Aucune pratique artistique, mieux que la performance, n'avoue le narcissisme fondateur de l'art, ou, plus exactement, le "transnarcissisme" qui en régule l'économie. L'artiste agit toujours en demande de reconnaissance, et en manque d'amour. Quant au public, s'il adhère à l'offre de l'artiste, c'est à toutes fins d'être reconnu par ce dernier, à la fois valorisé et intronisé, grandi par son introduction dans la sphère hautement symbolique de l'art. L'avantage de la performance, par rapport à toute autre forme d'expression artistique, c'est le raccourci qu'elle consacre. Le transit narcissique, dans son cas, est vécu au contact, en direct, sans l'ordinaire intermédiaire de l'œuvre d'art.
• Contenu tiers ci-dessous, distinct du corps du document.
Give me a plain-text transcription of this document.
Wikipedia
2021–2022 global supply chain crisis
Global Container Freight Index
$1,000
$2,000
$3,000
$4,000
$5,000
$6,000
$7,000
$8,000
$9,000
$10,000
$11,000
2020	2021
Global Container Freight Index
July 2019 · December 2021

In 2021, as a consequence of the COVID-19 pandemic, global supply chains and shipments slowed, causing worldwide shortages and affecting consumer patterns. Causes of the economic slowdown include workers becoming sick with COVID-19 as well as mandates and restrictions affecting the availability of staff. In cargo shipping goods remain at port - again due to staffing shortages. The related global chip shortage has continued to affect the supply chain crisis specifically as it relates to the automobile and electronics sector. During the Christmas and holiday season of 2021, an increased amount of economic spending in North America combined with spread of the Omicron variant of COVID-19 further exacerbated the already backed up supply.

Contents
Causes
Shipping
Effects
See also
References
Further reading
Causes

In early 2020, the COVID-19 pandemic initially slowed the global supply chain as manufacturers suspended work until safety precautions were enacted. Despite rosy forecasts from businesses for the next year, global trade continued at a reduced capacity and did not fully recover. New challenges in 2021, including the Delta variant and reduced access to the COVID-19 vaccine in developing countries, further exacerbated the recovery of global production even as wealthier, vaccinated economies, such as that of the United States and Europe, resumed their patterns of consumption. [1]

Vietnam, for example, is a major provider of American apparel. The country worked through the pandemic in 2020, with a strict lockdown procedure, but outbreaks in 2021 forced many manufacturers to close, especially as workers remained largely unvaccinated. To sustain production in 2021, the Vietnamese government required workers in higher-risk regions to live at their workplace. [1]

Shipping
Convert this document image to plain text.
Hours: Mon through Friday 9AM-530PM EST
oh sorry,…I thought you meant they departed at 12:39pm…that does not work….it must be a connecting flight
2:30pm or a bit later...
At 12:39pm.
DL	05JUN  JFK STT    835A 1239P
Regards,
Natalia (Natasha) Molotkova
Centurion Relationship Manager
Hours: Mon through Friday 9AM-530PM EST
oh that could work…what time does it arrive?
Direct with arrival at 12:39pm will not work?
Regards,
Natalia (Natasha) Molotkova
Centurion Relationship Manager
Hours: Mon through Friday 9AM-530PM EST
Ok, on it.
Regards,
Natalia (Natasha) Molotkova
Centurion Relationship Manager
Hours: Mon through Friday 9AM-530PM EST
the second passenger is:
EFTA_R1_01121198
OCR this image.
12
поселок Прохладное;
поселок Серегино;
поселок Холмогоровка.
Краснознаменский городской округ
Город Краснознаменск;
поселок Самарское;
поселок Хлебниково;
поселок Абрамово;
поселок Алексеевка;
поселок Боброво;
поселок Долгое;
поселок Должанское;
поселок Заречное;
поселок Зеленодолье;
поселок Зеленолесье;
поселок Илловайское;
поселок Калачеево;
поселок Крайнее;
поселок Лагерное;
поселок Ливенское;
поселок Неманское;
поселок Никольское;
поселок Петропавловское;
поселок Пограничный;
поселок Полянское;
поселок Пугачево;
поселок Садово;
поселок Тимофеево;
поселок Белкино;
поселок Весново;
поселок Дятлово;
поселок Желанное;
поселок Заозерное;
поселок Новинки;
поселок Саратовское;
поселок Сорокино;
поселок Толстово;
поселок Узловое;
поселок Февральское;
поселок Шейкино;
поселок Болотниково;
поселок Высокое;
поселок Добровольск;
Ecclésia, excès, "corpopoétique"
Nulle interposition, en effet. D'essence scénique, la performance - dite encore, selon les traditions ou les usages locaux, art "performatif", "art action", art d'"attitude" ou "manœuvre" - est une formule théâtrale, où l'artiste d'abord se "voit" (la racine étymologique, en grec, du terme "théâtre"). La confrontation directe avec le public est la garantie d'un échange concret, sans barrière, sans délai non plus, au sein d'un espace-temps fusionné de la poétique et de l'esthétique. La création et sa réception, dans un rapport instantané, y trouvant même à l'occasion cette opportunité : évoluer l'une en fonction de l'autre, muter, se corriger respectivement.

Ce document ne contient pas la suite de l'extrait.